Because the galaxy and every part of it was in motion, and including Syriahs, and because it didn’t all move at the same speed, their path was a curve through space. The particle beam’s path from Syriahs was constantly corrected for those changes, and therefore their path. In addition, there were corrections to be made for large bodies which were expected to cross their path – as the ship had moved through space, it had from time to time left and regained the path stream to avoid the objects that were expected to cross it. Data from the past showed some very near misses, as well as some objects they’d nearly struck.

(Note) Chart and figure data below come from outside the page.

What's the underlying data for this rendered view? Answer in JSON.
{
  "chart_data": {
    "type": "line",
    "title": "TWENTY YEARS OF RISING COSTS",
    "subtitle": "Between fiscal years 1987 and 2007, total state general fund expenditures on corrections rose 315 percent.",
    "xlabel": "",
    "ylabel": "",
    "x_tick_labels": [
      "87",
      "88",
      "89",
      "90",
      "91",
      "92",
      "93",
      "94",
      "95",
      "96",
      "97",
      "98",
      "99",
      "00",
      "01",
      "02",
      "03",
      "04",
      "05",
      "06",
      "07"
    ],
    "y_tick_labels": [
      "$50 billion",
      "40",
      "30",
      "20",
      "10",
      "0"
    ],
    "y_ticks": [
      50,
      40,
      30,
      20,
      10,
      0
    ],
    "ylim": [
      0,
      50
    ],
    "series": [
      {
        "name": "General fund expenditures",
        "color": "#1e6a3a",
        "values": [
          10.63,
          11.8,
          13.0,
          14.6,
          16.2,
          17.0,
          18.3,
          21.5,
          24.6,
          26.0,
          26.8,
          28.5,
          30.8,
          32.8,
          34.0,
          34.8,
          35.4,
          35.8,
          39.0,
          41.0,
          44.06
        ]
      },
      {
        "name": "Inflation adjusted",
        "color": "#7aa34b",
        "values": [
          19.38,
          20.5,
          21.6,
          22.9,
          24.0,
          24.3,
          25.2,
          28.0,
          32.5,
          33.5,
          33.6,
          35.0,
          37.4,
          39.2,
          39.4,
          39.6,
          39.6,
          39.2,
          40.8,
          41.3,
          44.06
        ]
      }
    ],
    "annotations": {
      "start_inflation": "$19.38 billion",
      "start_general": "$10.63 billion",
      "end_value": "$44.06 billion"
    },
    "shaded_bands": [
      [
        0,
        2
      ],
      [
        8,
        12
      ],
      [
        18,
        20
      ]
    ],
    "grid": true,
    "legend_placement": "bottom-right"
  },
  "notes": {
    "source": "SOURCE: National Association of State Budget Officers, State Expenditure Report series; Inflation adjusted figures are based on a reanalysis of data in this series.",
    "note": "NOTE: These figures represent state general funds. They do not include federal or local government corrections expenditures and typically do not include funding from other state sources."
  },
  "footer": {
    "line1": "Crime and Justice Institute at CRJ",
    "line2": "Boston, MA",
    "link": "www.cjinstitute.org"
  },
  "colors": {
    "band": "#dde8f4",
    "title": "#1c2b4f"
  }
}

To their surprise, it also showed a traffic-jam of space debris, in size from dust particles to asteroids large enough to destroy their ship, traveling in their wake.

“What is that?” Roo demanded.

“That’s the effect of inertial mass, isn’t it?” Kharen asked, looking at Regnal directly.

All eyes turned to him.

“It is,” he said. “As we moved faster than light, our mass effectively increased, and then our gravitational effect on everything we passed increased. None of it could keep up with us, but it seems like we put all of it in motion behind us, and with nothing to stop it, it’s just going to keep going.”

“So eventually, we’re going to need to get out of its way,” Livven said. She peered into the trail of debris that was following them, going back and growing as far as the hologram reported.

Already the hologram had stopped growing and now was filling in more blanks in its image.

“It’s not that simple,” Hames informed them. He’d been a key part of plotting their course and then it was necessary for him to see all of this. “Our path is directly for the planet we intend to land on. That was made to be as close to a direct hit as we could make it, even when we knew about the belt.”

“So while that debris isn’t a threat to us, it’s going to rain down on our destination,” Roo said.

Hames nodded. “We’ve doomed the place where we plan to go.”